Nell’aeroporto Internazionale Hamad, hub del Qatar, nel cuore del deserto, il tempo dello scalo può invece trasformarsi in un’esperienza sorprendentemente rigenerante.
Di ritorno da un viaggio in Oriente, in attesa del volo per Roma, ho fatto scalo a Doha per quasi cinque ore. Considerate le sei ore del volo precedente mi ero preparata a un’interminabile attesa. Invece ecco che, con mia grande sorpresa, il tempo è scivolato via con leggerezza.
Nel terminal al terzo piano, facilmente raggiungibile anche con il trenino gratuito che collega le diverse aree, si apre L’Orchard (il frutteto).
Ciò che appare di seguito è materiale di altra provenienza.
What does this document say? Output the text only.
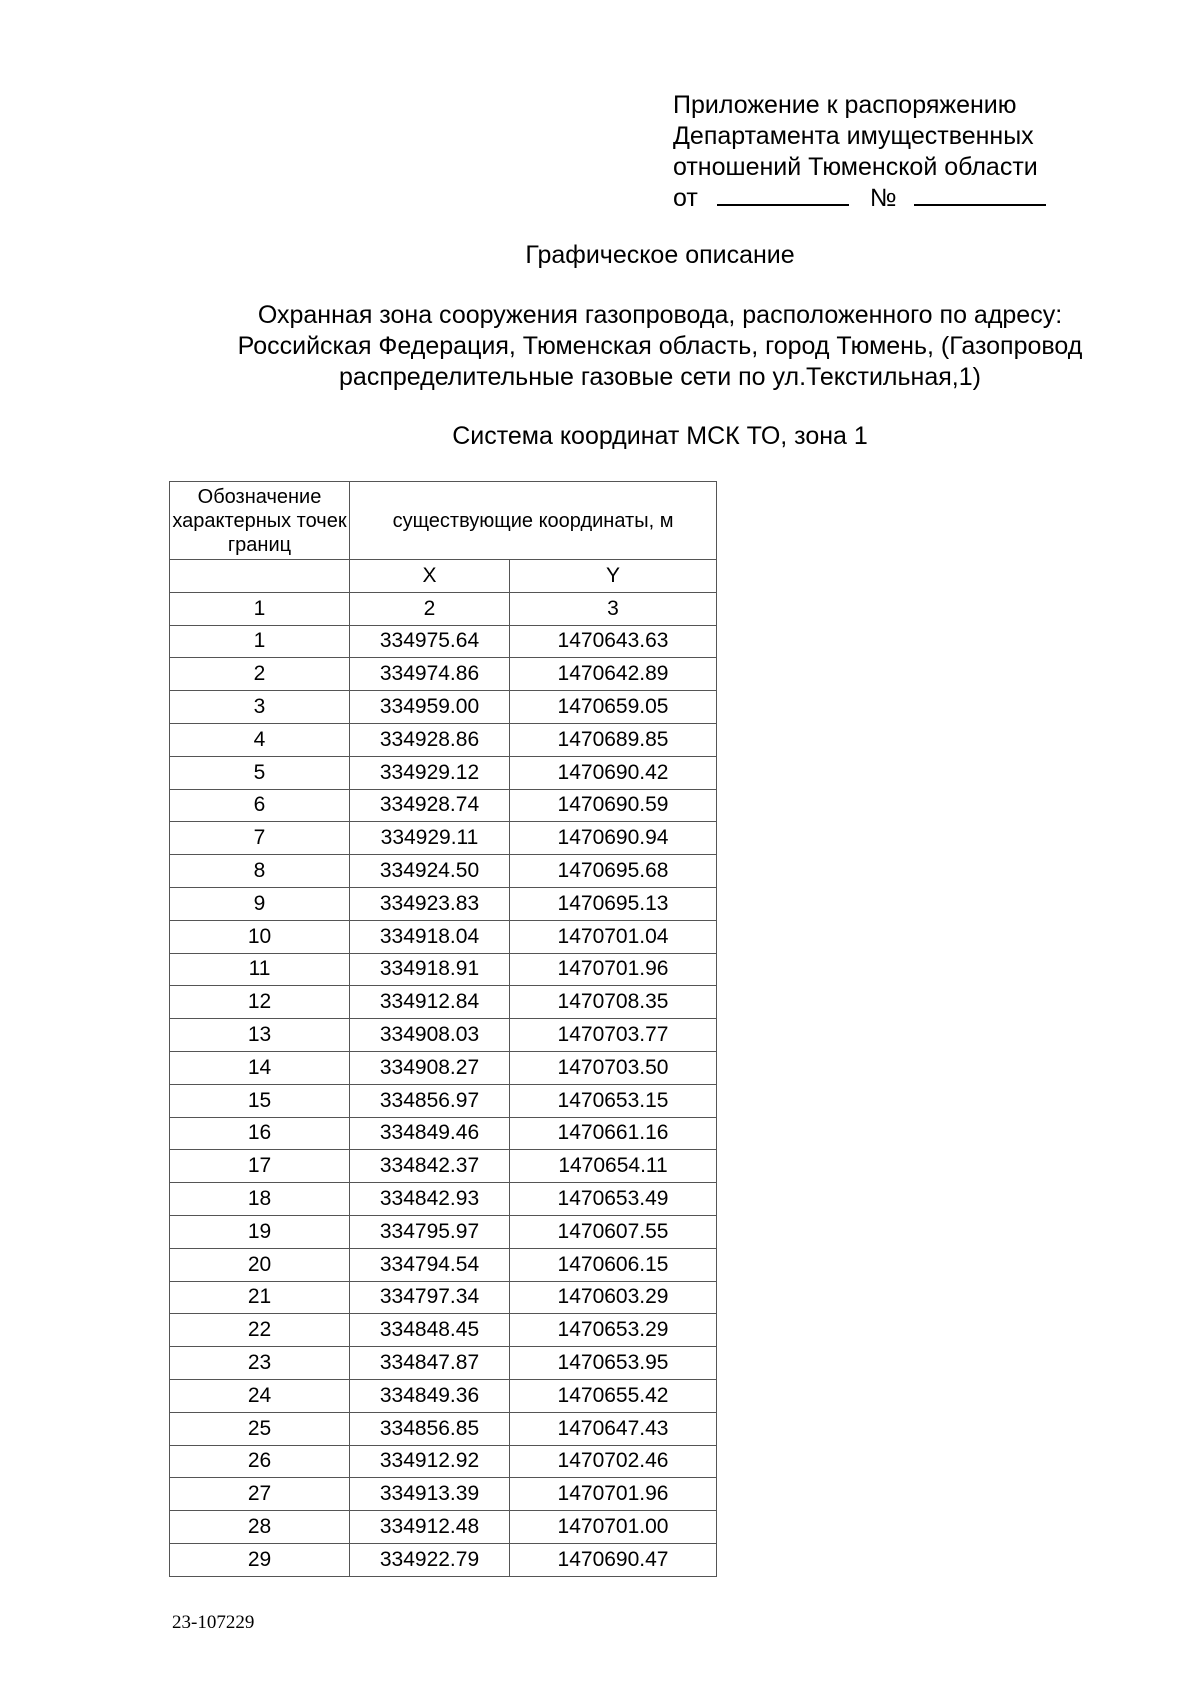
Приложение к распоряжению
Департамента имущественных
отношений Тюменской области
от	№
Графическое описание
Охранная зона сооружения газопровода, расположенного по адресу:
Российская Федерация, Тюменская область, город Тюмень, (Газопровод
распределительные газовые сети по ул.Текстильная,1)
Система координат МСК ТО, зона 1
Обозначение характерных точек границ	существующие координаты, м	
	X	Y
1	2	3
1	334975.64	1470643.63
2	334974.86	1470642.89
3	334959.00	1470659.05
4	334928.86	1470689.85
5	334929.12	1470690.42
6	334928.74	1470690.59
7	334929.11	1470690.94
8	334924.50	1470695.68
9	334923.83	1470695.13
10	334918.04	1470701.04
11	334918.91	1470701.96
12	334912.84	1470708.35
13	334908.03	1470703.77
14	334908.27	1470703.50
15	334856.97	1470653.15
16	334849.46	1470661.16
17	334842.37	1470654.11
18	334842.93	1470653.49
19	334795.97	1470607.55
20	334794.54	1470606.15
21	334797.34	1470603.29
22	334848.45	1470653.29
23	334847.87	1470653.95
24	334849.36	1470655.42
25	334856.85	1470647.43
26	334912.92	1470702.46
27	334913.39	1470701.96
28	334912.48	1470701.00
29	334922.79	1470690.47
23-107229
È una foresta pluviale indoor di oltre 5.000 metri quadrati che ospita circa 300 alberi, 25.000 piante e un’enorme fontana di 575 mq. Un ecosistema lussureggiante, in cui flora e fauna si integrano meravigliosamente, protetto da un’ampia copertura in vetro che lascia filtrare la luce naturale creando un microclima sorprendentemente piacevole.
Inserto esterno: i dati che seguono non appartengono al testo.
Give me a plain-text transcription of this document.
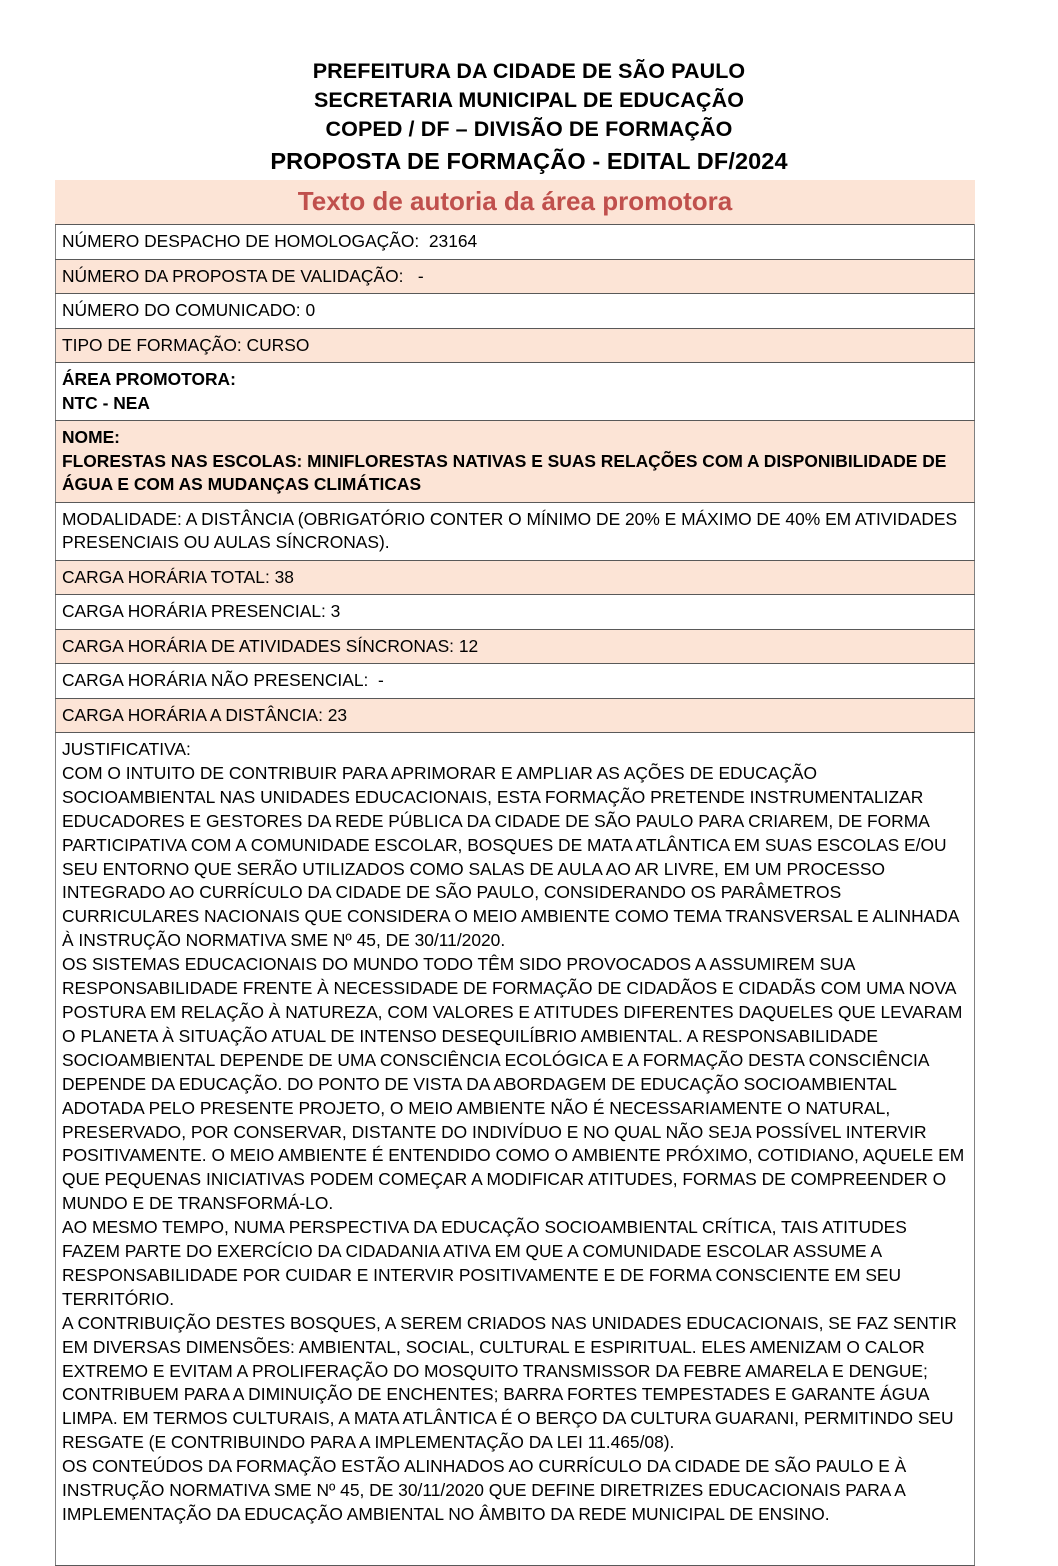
PREFEITURA DA CIDADE DE SÃO PAULO
SECRETARIA MUNICIPAL DE EDUCAÇÃO
COPED / DF – DIVISÃO DE FORMAÇÃO
PROPOSTA DE FORMAÇÃO - EDITAL DF/2024
Texto de autoria da área promotora
NÚMERO DESPACHO DE HOMOLOGAÇÃO:  23164

NÚMERO DA PROPOSTA DE VALIDAÇÃO:   -

NÚMERO DO COMUNICADO: 0

TIPO DE FORMAÇÃO: CURSO

ÁREA PROMOTORA:
NTC - NEA

NOME:
FLORESTAS NAS ESCOLAS: MINIFLORESTAS NATIVAS E SUAS RELAÇÕES COM A DISPONIBILIDADE DE ÁGUA E COM AS MUDANÇAS CLIMÁTICAS

MODALIDADE: A DISTÂNCIA (OBRIGATÓRIO CONTER O MÍNIMO DE 20% E MÁXIMO DE 40% EM ATIVIDADES PRESENCIAIS OU AULAS SÍNCRONAS).

CARGA HORÁRIA TOTAL: 38

CARGA HORÁRIA PRESENCIAL: 3

CARGA HORÁRIA DE ATIVIDADES SÍNCRONAS: 12

CARGA HORÁRIA NÃO PRESENCIAL:  -

CARGA HORÁRIA A DISTÂNCIA: 23

JUSTIFICATIVA:
COM O INTUITO DE CONTRIBUIR PARA APRIMORAR E AMPLIAR AS AÇÕES DE EDUCAÇÃO SOCIOAMBIENTAL NAS UNIDADES EDUCACIONAIS, ESTA FORMAÇÃO PRETENDE INSTRUMENTALIZAR EDUCADORES E GESTORES DA REDE PÚBLICA DA CIDADE DE SÃO PAULO PARA CRIAREM, DE FORMA PARTICIPATIVA COM A COMUNIDADE ESCOLAR, BOSQUES DE MATA ATLÂNTICA EM SUAS ESCOLAS E/OU SEU ENTORNO QUE SERÃO UTILIZADOS COMO SALAS DE AULA AO AR LIVRE, EM UM PROCESSO INTEGRADO AO CURRÍCULO DA CIDADE DE SÃO PAULO, CONSIDERANDO OS PARÂMETROS CURRICULARES NACIONAIS QUE CONSIDERA O MEIO AMBIENTE COMO TEMA TRANSVERSAL E ALINHADA À INSTRUÇÃO NORMATIVA SME Nº 45, DE 30/11/2020.
OS SISTEMAS EDUCACIONAIS DO MUNDO TODO TÊM SIDO PROVOCADOS A ASSUMIREM SUA RESPONSABILIDADE FRENTE À NECESSIDADE DE FORMAÇÃO DE CIDADÃOS E CIDADÃS COM UMA NOVA POSTURA EM RELAÇÃO À NATUREZA, COM VALORES E ATITUDES DIFERENTES DAQUELES QUE LEVARAM O PLANETA À SITUAÇÃO ATUAL DE INTENSO DESEQUILÍBRIO AMBIENTAL. A RESPONSABILIDADE SOCIOAMBIENTAL DEPENDE DE UMA CONSCIÊNCIA ECOLÓGICA E A FORMAÇÃO DESTA CONSCIÊNCIA DEPENDE DA EDUCAÇÃO. DO PONTO DE VISTA DA ABORDAGEM DE EDUCAÇÃO SOCIOAMBIENTAL ADOTADA PELO PRESENTE PROJETO, O MEIO AMBIENTE NÃO É NECESSARIAMENTE O NATURAL, PRESERVADO, POR CONSERVAR, DISTANTE DO INDIVÍDUO E NO QUAL NÃO SEJA POSSÍVEL INTERVIR POSITIVAMENTE. O MEIO AMBIENTE É ENTENDIDO COMO O AMBIENTE PRÓXIMO, COTIDIANO, AQUELE EM QUE PEQUENAS INICIATIVAS PODEM COMEÇAR A MODIFICAR ATITUDES, FORMAS DE COMPREENDER O MUNDO E DE TRANSFORMÁ-LO.
AO MESMO TEMPO, NUMA PERSPECTIVA DA EDUCAÇÃO SOCIOAMBIENTAL CRÍTICA, TAIS ATITUDES FAZEM PARTE DO EXERCÍCIO DA CIDADANIA ATIVA EM QUE A COMUNIDADE ESCOLAR ASSUME A RESPONSABILIDADE POR CUIDAR E INTERVIR POSITIVAMENTE E DE FORMA CONSCIENTE EM SEU TERRITÓRIO.
A CONTRIBUIÇÃO DESTES BOSQUES, A SEREM CRIADOS NAS UNIDADES EDUCACIONAIS, SE FAZ SENTIR EM DIVERSAS DIMENSÕES: AMBIENTAL, SOCIAL, CULTURAL E ESPIRITUAL. ELES AMENIZAM O CALOR EXTREMO E EVITAM A PROLIFERAÇÃO DO MOSQUITO TRANSMISSOR DA FEBRE AMARELA E DENGUE; CONTRIBUEM PARA A DIMINUIÇÃO DE ENCHENTES; BARRA FORTES TEMPESTADES E GARANTE ÁGUA LIMPA. EM TERMOS CULTURAIS, A MATA ATLÂNTICA É O BERÇO DA CULTURA GUARANI, PERMITINDO SEU RESGATE (E CONTRIBUINDO PARA A IMPLEMENTAÇÃO DA LEI 11.465/08).
OS CONTEÚDOS DA FORMAÇÃO ESTÃO ALINHADOS AO CURRÍCULO DA CIDADE DE SÃO PAULO E À INSTRUÇÃO NORMATIVA SME Nº 45, DE 30/11/2020 QUE DEFINE DIRETRIZES EDUCACIONAIS PARA A IMPLEMENTAÇÃO DA EDUCAÇÃO AMBIENTAL NO ÂMBITO DA REDE MUNICIPAL DE ENSINO.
Questo giardino tropicale non è un semplice intervento estetico ma un progetto che ha riprodotto l’habitat della foresta pluviale integrando natura, architettura e sostenibilità in un contesto climatico estremo quale ì quello del deserto.
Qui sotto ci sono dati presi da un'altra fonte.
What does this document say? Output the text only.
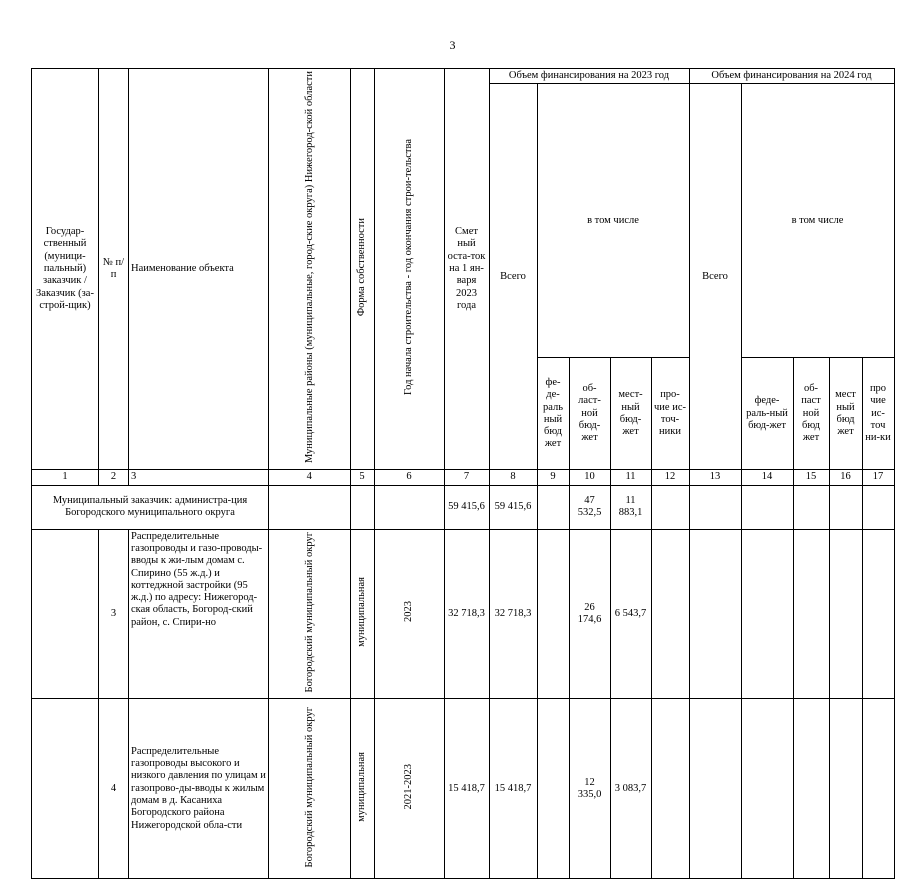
3
Государ-ственный (муници-пальный) заказчик / Заказчик (за-строй-щик)	№ п/п	Наименование объекта	Муниципальные районы (муниципальные, город-ские округа) Нижегород-ской области	Форма собственности	Год начала строительства - год окончания строи-тельства	Смет ный оста-ток на 1 ян-варя 2023 года	Объем финансирования на 2023 год					Объем финансирования на 2024 год				
							Всего	в том числе				Всего	в том числе			
								фе-де-раль ный бюд жет	об-ласт-ной бюд-жет	мест-ный бюд-жет	про-чие ис-точ-ники		феде-раль-ный бюд-жет	об-паст ной бюд жет	мест ный бюд жет	про чие ис-точ ни-ки
1	2	3	4	5	6	7	8	9	10	11	12	13	14	15	16	17
Муниципальный заказчик: администра-ция Богородского муниципального округа						59 415,6	59 415,6		47 532,5	11 883,1						
	3	Распределительные газопроводы и газо-проводы-вводы к жи-лым домам с. Спирино (55 ж.д.) и коттеджной застройки (95 ж.д.) по адресу: Нижегород-ская область, Богород-ский район, с. Спири-но	Богородский муниципальный округ	муниципальная	2023	32 718,3	32 718,3		26 174,6	6 543,7						
	4	Распределительные газопроводы высокого и низкого давления по улицам и газопрово-ды-вводы к жилым домам в д. Касаниха Богородского района Нижегородской обла-сти	Богородский муниципальный округ	муниципальная	2021-2023	15 418,7	15 418,7		12 335,0	3 083,7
Giunta nell’Orchard ho dimenticato in pochi minuti di trovarmi in uno dei più trafficati hub del Medio Oriente e sono stata proiettata in un ambiente naturale che ha coinvolto tutti i miei sensi, in un giardino botanico in cui passeggiare, sedere sulle panchine all’ombra degli alberi, stendersi sul prato ascoltando il fluire dell’acqua e il canto degli uccelli.
Percorrendo uno dei viali alberati mi sono imbattuta in “The Wild Table of Love”, una monumentale scultura in bronzo -sei tonnellate di peso- creata dagli artisti internazionali Gillie and Marc . E’ un’opera bellissima che raffigura animali in via di estinzione seduti tavola mentre si cibano di prodotti tipici del Qatar.

E’ un banchetto simbolico che fonde cultura locale e messaggio universale e fa riflettere sulla necessità di proteggere la fauna selvatica e di contrastare il traffico illegale di specie protette.
Alcune sedie sono state lasciate libere per i viaggiatori che possono accomodarsi al tavolo con gli animali, diventando parte della scena, in una fruizione interattiva dell’opera d’arte che trasforma coloro che la guardano da spettatori in attori partecipi di una convivenza possibile, di un’armonia da ricostruire.
Ciò che mi ha colpito più di ogni altra cosa è la qualità del tempo che ho trascorso in quel paradiso verde. Sedermi sull’erba, all’ombra della chioma di un albero in attesa di un volo intercontinentale, si è rivelata un’esperienza molto rilassante che ha ribaltato l’idea stessa di aeroporto.
Le mie cinque ore a Doha hanno rappresentato un valore aggiunto al mio viaggio, un piccolo esercizio di lentezza. E ho realizzato che anche nei luoghi di transito, per definizione provvisori, a volte è possibile trovare spazi di quiete, bellezza e riflessione.